Note: To deploy TP2 profiles on RTX PRO 6000 Blackwell Server Edition, run the following commands. You don’t need to go through these steps if you are using TP4 or TP8 profile.

  1. Edit /etc/default/grub and set:

    GRUB_CMDLINE_LINUX_DEFAULT="quiet splash iommu=pt"
    
  2. Run:

    sudo update-grub2
    sudo reboot
    
  3. In nims.yaml, add under the nim-llm environment: block:

    environment:
      # In addition to variable already set in step 1
      NCCL_P2P_DISABLE: "1"
    

Helm deployment (nemotron-3-super-120b-a12b)#

From the repository root, run:

helm upgrade --install rag -n rag https://helm.ngc.nvidia.com/nvidia/blueprint/charts/nvidia-blueprint-rag-v2.5.0.tgz \
  --username '$oauthtoken' \
  --password "${NGC_API_KEY}" \
  --set imagePullSecret.password=$NGC_API_KEY \
  --set ngcApiSecret.password=$NGC_API_KEY \
  -f deploy/helm/nvidia-blueprint-rag/values.yaml \
  -f deploy/helm/nvidia-blueprint-rag/nemotron3-super-values.yaml

The prompt file deploy/compose/nemotron3-super-prompt.yaml is tuned for nemotron-3-super-120b-a12b. To customize it, see Prompt customization in Helm chart.

RTX 6000 Pro

Note: To deploy TP2 profiles on RTX PRO 6000 Blackwell Server Edition, run the following commands. You don’t need to go through these steps if you are using TP4 or TP8 profile.
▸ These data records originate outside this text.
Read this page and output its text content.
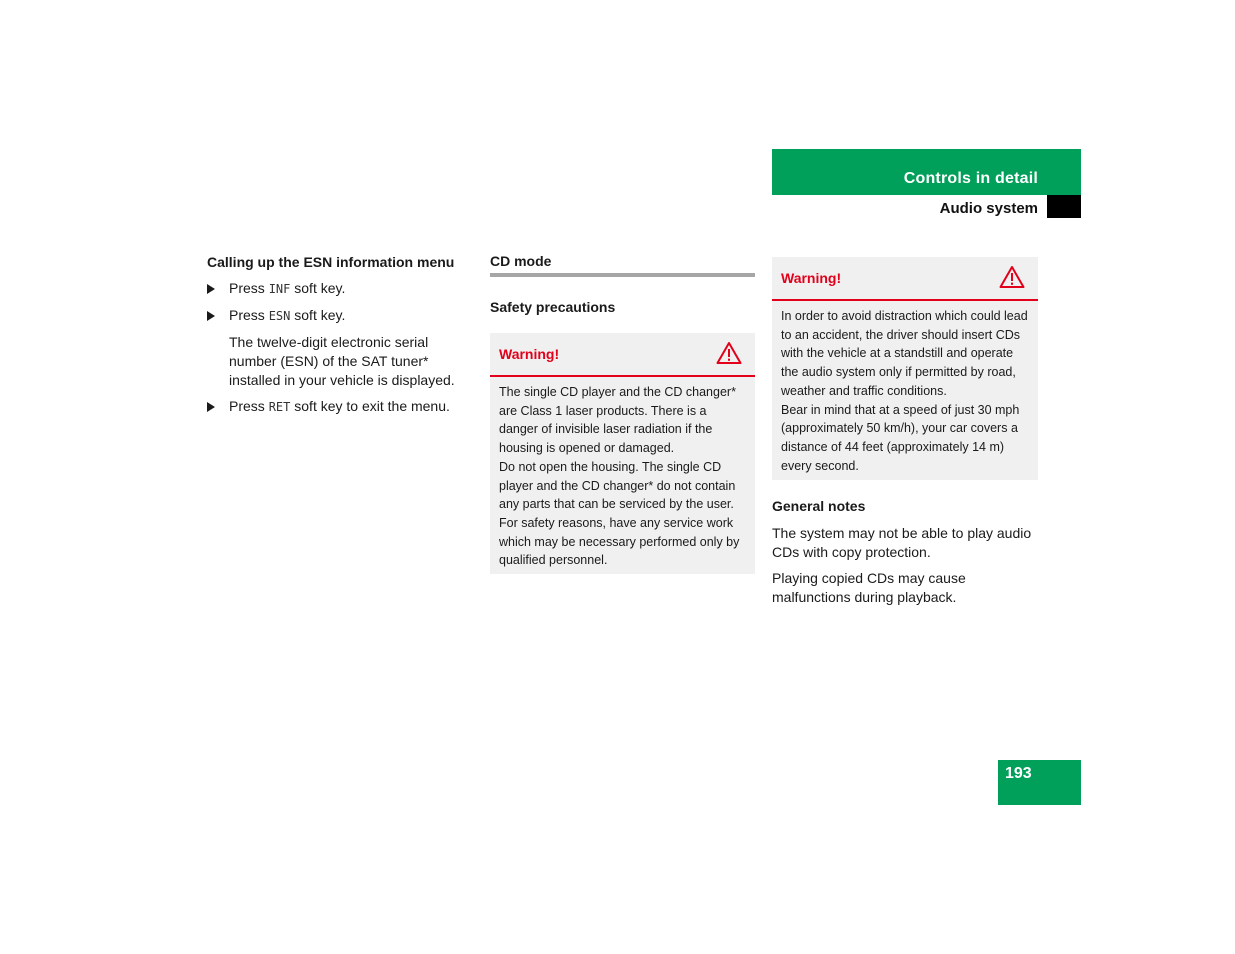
Controls in detail
Audio system
Calling up the ESN information menu
Press INF soft key.
Press ESN soft key.
The twelve-digit electronic serial number (ESN) of the SAT tuner* installed in your vehicle is displayed.
Press RET soft key to exit the menu.
CD mode
Safety precautions
Warning!
The single CD player and the CD changer* are Class 1 laser products. There is a danger of invisible laser radiation if the housing is opened or damaged.
Do not open the housing. The single CD player and the CD changer* do not contain any parts that can be serviced by the user. For safety reasons, have any service work which may be necessary performed only by qualified personnel.
Warning!
In order to avoid distraction which could lead to an accident, the driver should insert CDs with the vehicle at a standstill and operate the audio system only if permitted by road, weather and traffic conditions.
Bear in mind that at a speed of just 30 mph (approximately 50 km/h), your car covers a distance of 44 feet (approximately 14 m) every second.
General notes
The system may not be able to play audio CDs with copy protection.
Playing copied CDs may cause malfunctions during playback.
193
  1. Edit /etc/default/grub and set:

    GRUB_CMDLINE_LINUX_DEFAULT="quiet splash iommu=pt"
    
  2. Run:

    sudo update-grub2
    sudo reboot
    
  3. From the repository root, run:

    helm upgrade --install rag -n rag https://helm.ngc.nvidia.com/nvidia/blueprint/charts/nvidia-blueprint-rag-v2.5.0.tgz \
      --username '$oauthtoken' \
      --password "${NGC_API_KEY}" \
      --set imagePullSecret.password=$NGC_API_KEY \
      --set ngcApiSecret.password=$NGC_API_KEY \
      -f deploy/helm/nvidia-blueprint-rag/values.yaml \
      -f deploy/helm/nvidia-blueprint-rag/nemotron3-super-values.yaml \
      -f deploy/helm/nvidia-blueprint-rag/nemotron3-super-rtx6000-values.yaml
    

Reasoning and non-reasoning mode#

To disable reasoning mode set following

export LLM_ENABLE_THINKING=false
export LLM_REASONING_BUDGET=0

For other options (e.g. full reasoning budget), see Enable reasoning for Nemotron 3 models.